Doğru bir tane, başka doğru yok! 122 yıllık köklü bir kulüp olan Beşiktaş, bugün geldiği noktada tüm camiayı derinden yaralıyor. Divan Kurulu’nda yaşanan yumruklaşma ve hemen ardından eski başkan Hasan Arat ile Divan Başkanı Tevfik Yamantürk’ün ihraç kararı, “Neyi tartışıyoruz?” sorusunu tüm dünyaya haykırıyor. Evet, kulübe zarar veren, kulüpten para çalan herkes hesap versin. Gerekirse Spor Tahkim’ine kadar gidilsin, çalınan her kuruş geri getirilsin. Ama bu skandalların gölgesinde Beşiktaş’ın dünya çapındaki itibarı eriyor.
Borç batağına kim ses çıkaracak?
Şu anki borç yükü 15 milyar TL’ye, yani yaklaşık 400 milyon Euro’ya dayanmış durumda. “Yüzlerce Beşiktaşlı iş insanı var, destek olsa borçlar biter” deniyor. Haklı olabilirler. Peki, bu kulübün sırtından dünya çapında reklamını yapan eski başkanlarımız – Serdar Bilgili, Fikret Orman, Yıldırım Demirören, Ahmet Nur Çebi, Serdal Adalı – bu borçlar artarken neredeydiniz? Sorumluluk sizin omuzlarınızda. Vicdanınız rahat mı?
Profesyonel yönetim şart
Eski futbolcumuz Guti’nin sözleri aklıma geliyor: “Artık amatörler değil, profesyoneller yönetmeli” dedi. Doğru! Yanlış transferler, fırlayan maaşlar, plansız bedelli sermayeler… Hepsi amatör zihniyetin eseri. Beşiktaş gibi bir çınarın işi, uyduruk hamlelerle, günü kurtarma planlarıyla yürümez. Şeffaf, birikime dayalı, kurumsal yönetim modeli şart.

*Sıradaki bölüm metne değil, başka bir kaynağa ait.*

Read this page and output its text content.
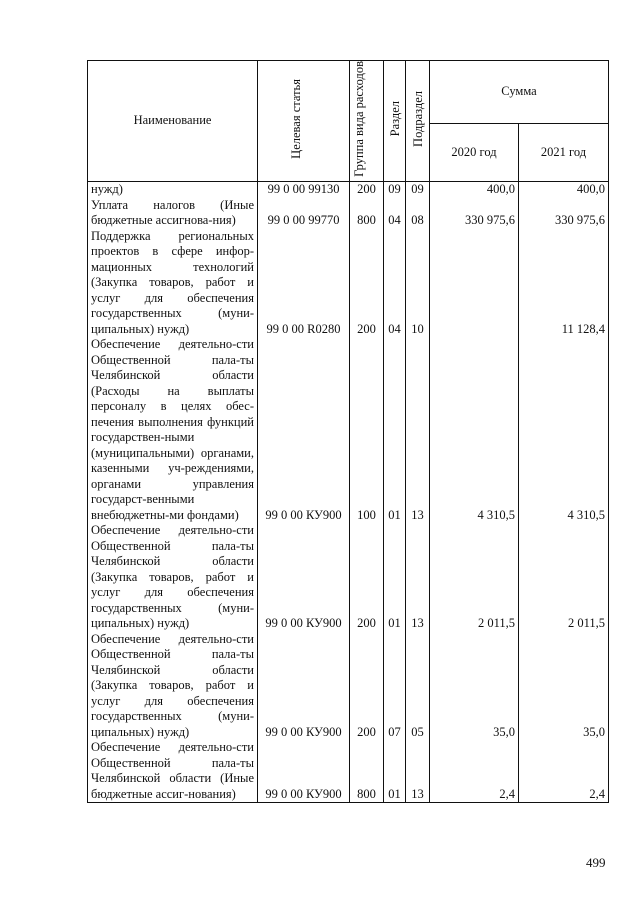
Наименование	Целевая статья	Группа вида расходов	Раздел	Подраздел	Сумма	
					2020 год	2021 год
нужд)	99 0 00 99130	200	09	09	400,0	400,0
Уплата налогов (Иные бюджетные ассигнова-ния)	99 0 00 99770	800	04	08	330 975,6	330 975,6
Поддержка региональных проектов в сфере инфор-мационных технологий (Закупка товаров, работ и услуг для обеспечения государственных (муни-ципальных) нужд)	99 0 00 R0280	200	04	10		11 128,4
Обеспечение деятельно-сти Общественной пала-ты Челябинской области (Расходы на выплаты персоналу в целях обес-печения выполнения функций государствен-ными (муниципальными) органами, казенными уч-реждениями, органами управления государст-венными внебюджетны-ми фондами)	99 0 00 КУ900	100	01	13	4 310,5	4 310,5
Обеспечение деятельно-сти Общественной пала-ты Челябинской области (Закупка товаров, работ и услуг для обеспечения государственных (муни-ципальных) нужд)	99 0 00 КУ900	200	01	13	2 011,5	2 011,5
Обеспечение деятельно-сти Общественной пала-ты Челябинской области (Закупка товаров, работ и услуг для обеспечения государственных (муни-ципальных) нужд)	99 0 00 КУ900	200	07	05	35,0	35,0
Обеспечение деятельно-сти Общественной пала-ты Челябинской области (Иные бюджетные ассиг-нования)	99 0 00 КУ900	800	01	13	2,4	2,4
499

Seba’nın mirası ve gelecek
Süleyman Seba, devlet memuru kimliğiyle, “parasız” diyebildiği o yıllarda etrafına iş insanlarını topladı; kulübü 17 yıl boyunca istikrarlı bir şekilde yönetti, tarih yazdı. Bugün ihtiyacımız olan da bu: Gerçek bir Beşiktaşlı başkan. İçinden gelen, kökleri kulüple geçmiş bir isim. Yanında finansör olarak bir veya birkaç iş insanı, ama söz sahibi taraftar ve profesyoneller olmalı.
Uyarı
Bu borç batağı daha da büyümeden, camia kenetlenmeli. Yoksa başkalarına satılmaktan kurtulamayız. Ya bir Rus oligarşiye, ya bir Arap yatırımcıya… Beşiktaş’ın sahibi taraftardır. Herkes gelip gider, kalıcı olan camianın kendisidir. Bu gerçek değişmediği sürece, yaşananlar tekrarlanır.
Birlikte adım atmazsak, bu kulüp bugün sahiplerine van kadar uzak kalır. Sakın “Ben gelirim, başkan olurum, canım sıkılır ayrılırım” demeyin. Tarihin en zor döneminde görevde olanlar, tarihe geçer. Öyleyse doğru bir tek duruş var: Camia olarak bir olalım, sorumluları hesaplasın, hataları düzeltelim, Beşiktaş’ı yeniden ayağa kaldıralım.